Under the guise of criminal justice, the budget increases funding for so-called community policing to address police reform. Contrary to popular belief, community policing is not a single set of practices and provisions to be universally adopted. There is also limited evidence to suggest the approach reduces crime or violent interactions with law enforcement.
Presidential budgets are aspirational documents. The budgets are nonbinding proposals but signal a president’s priorities for Congressional allies.
Biden’s budget also comes in the middle of negotiations with Senate Republicans over an infrastructure package. While Biden continues to prioritize bipartisan compromise, Senate Republicans keep lowballing the American people.
Responding to a recent Republican infrastructure proposal, Black to the Future Action Fund Principal Alicia Garza called the proposal out of touch.
“From infrastructure to public safety to democracy, Republicans are failing to help move this country forward,” said Garza in a statement. “Black communities have delivered a mandate for change, and this mandate must take precedence over the culture wars Republicans continue to wage.”

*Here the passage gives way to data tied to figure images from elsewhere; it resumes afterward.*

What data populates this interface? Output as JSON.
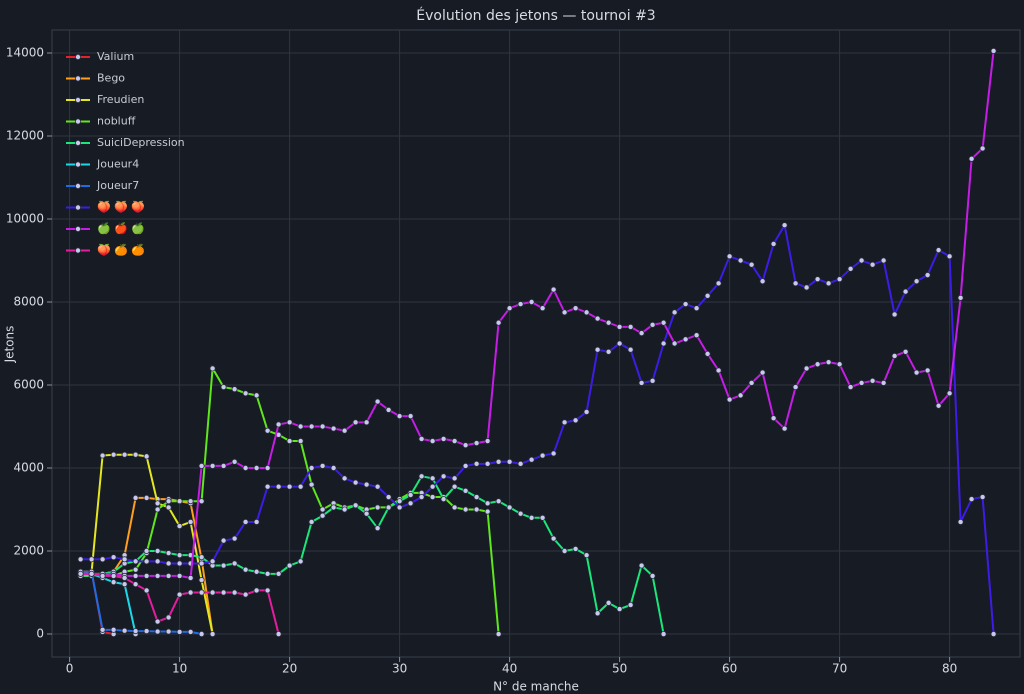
{
  "chart_data": {
    "type": "line",
    "title": "Évolution des jetons — tournoi #3",
    "x_label": "N° de manche",
    "y_label": "Jetons",
    "xlim": [
      -1.6,
      86.4
    ],
    "ylim": [
      -554,
      14554
    ],
    "xticks": [
      0,
      10,
      20,
      30,
      40,
      50,
      60,
      70,
      80
    ],
    "yticks": [
      0,
      2000,
      4000,
      6000,
      8000,
      10000,
      12000,
      14000
    ],
    "grid": true,
    "legend": "upper left",
    "series": [
      {
        "name": "Valium",
        "color": "#e8202a",
        "x": [
          1,
          2,
          3,
          4
        ],
        "values": [
          1500,
          1500,
          50,
          0
        ]
      },
      {
        "name": "Bego",
        "color": "#ff9f1c",
        "x": [
          1,
          2,
          3,
          4,
          5,
          6,
          7,
          8,
          9,
          10,
          11,
          12,
          13
        ],
        "values": [
          1400,
          1400,
          1450,
          1500,
          1900,
          3280,
          3280,
          3250,
          3250,
          3200,
          3150,
          1800,
          0
        ]
      },
      {
        "name": "Freudien",
        "color": "#e4e620",
        "x": [
          1,
          2,
          3,
          4,
          5,
          6,
          7,
          8,
          9,
          10,
          11,
          12,
          13
        ],
        "values": [
          1500,
          1500,
          4300,
          4320,
          4320,
          4320,
          4280,
          3150,
          3050,
          2600,
          2700,
          1300,
          0
        ]
      },
      {
        "name": "nobluff",
        "color": "#5fe61c",
        "x": [
          1,
          2,
          3,
          4,
          5,
          6,
          7,
          8,
          9,
          10,
          11,
          12,
          13,
          14,
          15,
          16,
          17,
          18,
          19,
          20,
          21,
          22,
          23,
          24,
          25,
          26,
          27,
          28,
          29,
          30,
          31,
          32,
          33,
          34,
          35,
          36,
          37,
          38,
          39
        ],
        "values": [
          1450,
          1450,
          1450,
          1400,
          1500,
          1550,
          1950,
          3000,
          3200,
          3200,
          3200,
          3200,
          6400,
          5950,
          5900,
          5800,
          5750,
          4900,
          4800,
          4650,
          4650,
          3600,
          3000,
          3150,
          3050,
          3100,
          3000,
          3050,
          3050,
          3250,
          3400,
          3400,
          3300,
          3300,
          3050,
          3000,
          3000,
          2950,
          0
        ]
      },
      {
        "name": "SuiciDepression",
        "color": "#1be67a",
        "x": [
          1,
          2,
          3,
          4,
          5,
          6,
          7,
          8,
          9,
          10,
          11,
          12,
          13,
          14,
          15,
          16,
          17,
          18,
          19,
          20,
          21,
          22,
          23,
          24,
          25,
          26,
          27,
          28,
          29,
          30,
          31,
          32,
          33,
          34,
          35,
          36,
          37,
          38,
          39,
          40,
          41,
          42,
          43,
          44,
          45,
          46,
          47,
          48,
          49,
          50,
          51,
          52,
          53,
          54
        ],
        "values": [
          1400,
          1400,
          1450,
          1500,
          1700,
          1750,
          2000,
          2000,
          1950,
          1900,
          1900,
          1850,
          1650,
          1650,
          1700,
          1550,
          1500,
          1450,
          1450,
          1650,
          1750,
          2700,
          2850,
          3050,
          3000,
          3100,
          2900,
          2550,
          3050,
          3200,
          3350,
          3800,
          3750,
          3250,
          3550,
          3450,
          3300,
          3150,
          3200,
          3050,
          2900,
          2800,
          2800,
          2300,
          2000,
          2050,
          1900,
          500,
          750,
          600,
          700,
          1650,
          1400,
          0
        ]
      },
      {
        "name": "Joueur4",
        "color": "#1cd8e6",
        "x": [
          1,
          2,
          3,
          4,
          5,
          6
        ],
        "values": [
          1400,
          1450,
          1350,
          1250,
          1200,
          0
        ]
      },
      {
        "name": "Joueur7",
        "color": "#1e6be6",
        "x": [
          1,
          2,
          3,
          4,
          5,
          6,
          7,
          8,
          9,
          10,
          11,
          12
        ],
        "values": [
          1500,
          1500,
          100,
          100,
          80,
          70,
          70,
          60,
          60,
          50,
          50,
          0
        ]
      },
      {
        "name": "🍑 🍑 🍑",
        "color": "#3d1ce6",
        "x": [
          1,
          2,
          3,
          4,
          5,
          6,
          7,
          8,
          9,
          10,
          11,
          12,
          13,
          14,
          15,
          16,
          17,
          18,
          19,
          20,
          21,
          22,
          23,
          24,
          25,
          26,
          27,
          28,
          29,
          30,
          31,
          32,
          33,
          34,
          35,
          36,
          37,
          38,
          39,
          40,
          41,
          42,
          43,
          44,
          45,
          46,
          47,
          48,
          49,
          50,
          51,
          52,
          53,
          54,
          55,
          56,
          57,
          58,
          59,
          60,
          61,
          62,
          63,
          64,
          65,
          66,
          67,
          68,
          69,
          70,
          71,
          72,
          73,
          74,
          75,
          76,
          77,
          78,
          79,
          80,
          81,
          82,
          83,
          84
        ],
        "values": [
          1800,
          1800,
          1800,
          1850,
          1800,
          1750,
          1750,
          1750,
          1700,
          1700,
          1700,
          1700,
          1750,
          2250,
          2300,
          2700,
          2700,
          3550,
          3550,
          3550,
          3550,
          4000,
          4050,
          4000,
          3750,
          3650,
          3600,
          3550,
          3300,
          3050,
          3150,
          3300,
          3550,
          3800,
          3750,
          4050,
          4100,
          4100,
          4150,
          4150,
          4100,
          4200,
          4300,
          4350,
          5100,
          5150,
          5350,
          6850,
          6800,
          7000,
          6850,
          6050,
          6100,
          7000,
          7750,
          7950,
          7850,
          8150,
          8450,
          9100,
          9000,
          8900,
          8500,
          9400,
          9850,
          8450,
          8350,
          8550,
          8450,
          8550,
          8800,
          9000,
          8900,
          9000,
          7700,
          8250,
          8500,
          8650,
          9250,
          9100,
          2700,
          3250,
          3300,
          0
        ]
      },
      {
        "name": "🍏 🍎 🍏",
        "color": "#c51ce6",
        "x": [
          1,
          2,
          3,
          4,
          5,
          6,
          7,
          8,
          9,
          10,
          11,
          12,
          13,
          14,
          15,
          16,
          17,
          18,
          19,
          20,
          21,
          22,
          23,
          24,
          25,
          26,
          27,
          28,
          29,
          30,
          31,
          32,
          33,
          34,
          35,
          36,
          37,
          38,
          39,
          40,
          41,
          42,
          43,
          44,
          45,
          46,
          47,
          48,
          49,
          50,
          51,
          52,
          53,
          54,
          55,
          56,
          57,
          58,
          59,
          60,
          61,
          62,
          63,
          64,
          65,
          66,
          67,
          68,
          69,
          70,
          71,
          72,
          73,
          74,
          75,
          76,
          77,
          78,
          79,
          80,
          81,
          82,
          83,
          84
        ],
        "values": [
          1450,
          1450,
          1450,
          1450,
          1400,
          1400,
          1400,
          1400,
          1400,
          1400,
          1350,
          4050,
          4050,
          4050,
          4150,
          4000,
          4000,
          4000,
          5050,
          5100,
          5000,
          5000,
          5000,
          4950,
          4900,
          5100,
          5100,
          5600,
          5400,
          5250,
          5250,
          4700,
          4650,
          4700,
          4650,
          4550,
          4600,
          4650,
          7500,
          7850,
          7950,
          8000,
          7850,
          8300,
          7750,
          7850,
          7750,
          7600,
          7500,
          7400,
          7400,
          7250,
          7450,
          7500,
          7000,
          7100,
          7200,
          6750,
          6350,
          5650,
          5750,
          6050,
          6300,
          5200,
          4950,
          5950,
          6400,
          6500,
          6550,
          6500,
          5950,
          6050,
          6100,
          6050,
          6700,
          6800,
          6300,
          6350,
          5500,
          5800,
          8100,
          11450,
          11700,
          14050
        ]
      },
      {
        "name": "🍑 🍊 🍊",
        "color": "#e61c9e",
        "x": [
          1,
          2,
          3,
          4,
          5,
          6,
          7,
          8,
          9,
          10,
          11,
          12,
          13,
          14,
          15,
          16,
          17,
          18,
          19
        ],
        "values": [
          1450,
          1450,
          1400,
          1400,
          1350,
          1200,
          1050,
          300,
          400,
          950,
          1000,
          1000,
          1000,
          1000,
          1000,
          950,
          1050,
          1050,
          0
        ]
      }
    ]
  }
}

Garza called the investment in the American Jobs Plan the “bare minimum” for rebuilding. “Rather than bending over backwards for a dubious compromise with a party that is actively disenfranchising Black voters and not putting real solutions forward, Democrats should pass the infrastructure bill in its current form through reconciliation and then focus on the many more bold changes needed to strengthen our democracy,” Garza explained.
A survey from ProsperUS and Data for Progress showed that most voters supported increased economic relief and community investments. A group of progressive labor, faith-based movement, small business, and policy organizations, ProsperUS echoed Garza’s sentiments.
“This latest proposal is woefully inadequate and will leave millions of workers, families, and businesses out to dry,” said Claire Gudzar, spokesperson for ProsperUS. “We’ve heard stories from unemployed workers, caregivers, and people struggling to pay rent that show us how much need there is for additional action. Poll after poll shows that voters support more economic relief right now, not less.”